SAN DIEGO, CA—A daily dose of intravenous gentamicin or tobramycin 9mg/kg achieved a safe and effective target Cmax range of 16–25mg/L in a pediatric population, a pharmacokinetic (PK) validation study presented at IDWeek 2015 concluded.

The potential benefits of once daily dosing of aminoglycosides based on PK and pharmacodynamic properties include a concentration-dependent effect, a post-antibiotic effect, and decreased risk of adaptive resistance, nephrotoxicity, and ototoxicity, noted Erin Chung, HonBSc, BScPhm, RPh, of The Hospital for Sick Children, Leslie Dan Faculty of Pharmacy, University of Toronto, Toronto, ON, Canada, and colleagues.

In July 2014, based on a dose-validation study in critically ill patients, the hospital implemented once daily dosing of aminoglycosides for all inpatients. This observational cohort study retrospectively assessed 147 children aged 2 months to 18 years who received 153 courses of gentamicin or tobramycin, with PK parameters calculated using serum levels drawn 3 and 6 hours post-dose. The majority of patients (63.4%) were admitted to surgical units.
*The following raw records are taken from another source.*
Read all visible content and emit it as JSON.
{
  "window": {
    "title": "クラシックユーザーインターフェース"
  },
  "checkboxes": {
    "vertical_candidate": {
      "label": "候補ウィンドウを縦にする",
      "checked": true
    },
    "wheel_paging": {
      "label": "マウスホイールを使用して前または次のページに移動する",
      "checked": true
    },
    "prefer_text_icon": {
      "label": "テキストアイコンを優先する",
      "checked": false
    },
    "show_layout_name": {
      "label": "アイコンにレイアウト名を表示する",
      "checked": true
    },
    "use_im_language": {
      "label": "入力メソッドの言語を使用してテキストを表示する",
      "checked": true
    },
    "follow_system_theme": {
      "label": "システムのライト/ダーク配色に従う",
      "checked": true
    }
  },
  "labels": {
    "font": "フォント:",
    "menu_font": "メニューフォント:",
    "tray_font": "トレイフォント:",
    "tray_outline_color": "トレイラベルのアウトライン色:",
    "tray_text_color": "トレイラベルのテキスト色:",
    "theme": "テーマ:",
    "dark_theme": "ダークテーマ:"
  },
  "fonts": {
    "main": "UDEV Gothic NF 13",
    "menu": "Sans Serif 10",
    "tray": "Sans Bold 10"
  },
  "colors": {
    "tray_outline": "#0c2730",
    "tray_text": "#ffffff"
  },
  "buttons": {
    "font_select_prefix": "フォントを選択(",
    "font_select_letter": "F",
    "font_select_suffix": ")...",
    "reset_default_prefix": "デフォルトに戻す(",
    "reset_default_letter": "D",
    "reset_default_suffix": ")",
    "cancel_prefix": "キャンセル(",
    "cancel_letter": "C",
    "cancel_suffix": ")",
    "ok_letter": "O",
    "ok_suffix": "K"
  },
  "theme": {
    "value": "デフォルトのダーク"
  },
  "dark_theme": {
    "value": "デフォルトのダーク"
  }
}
Of the aminoglycoside courses, 71% were indicated for empiric use, 24% for microbiologically documented infections, and 5% for prophylaxis.

The mean population PK parameters were volume of distribution, 0.51±0.28L/kg; clearance, 2.83±1.33mL/min/kg; and half-life, 2.13±0.65hrs.

A total of 44.3% of all courses reached target therapeutic Cmax range with the first dose of therapy. Mean Cmax of gentamicin and tobramycin was 18.65±7.78mg/L. “Of those courses that did not reach Cmax target range, half of the extrapolated Cmax were accepted due to either: 1) Cmax being within 2mg/L away from target range, 2) patients clinically well without documented infection or 3) course duration ended within the next 24 hours,” they reported.

“Monte Carlo simulations demonstrated a minimal increase in proportion of simulated patients achieving target Cmax range with a dose increase from 9mg/kg to 10mg/kg (33.5% vs. 33.7%, respectively),” they reported, with 93% of patients having defervesced by end of treatment.

Median change from baseline for white blood cell count was -16.46% (interquartile range (IQR): -37.32 to 9.41); serum creatinine, 5.84% (IQR: -10.96 to 19.18); blood urea nitrogen, 2.27% (IQR: -28.57 to 73.03); and urine output, -13.37% (IQR: -42.02 to 24.51).

“There was significant variability in renal function,” Chung reported. “In patients who had elevated serum creatinine and BUN levels, [the] majority were receiving concomitant nephrotoxic drugs.” However, once daily dosing of aminoglycosides did not seem to be associated with significant changes in renal markers. The majority of courses were shorter than 14 days.

No ototoxic effects were identified in the 1 patient who had audiometry testing. The majority of patients were admitted under surgery, which may limit the study findings’ generalizability, they noted.

Based on these results, the hospital’s therapeutic drug monitoring guidelines will be revised “to address patients who may need 2-point sampling for pharmacokinetic parameters calculation” as well as those “who may only require 1-point sampling to ensure adequate drug clearance,” the investigators concluded.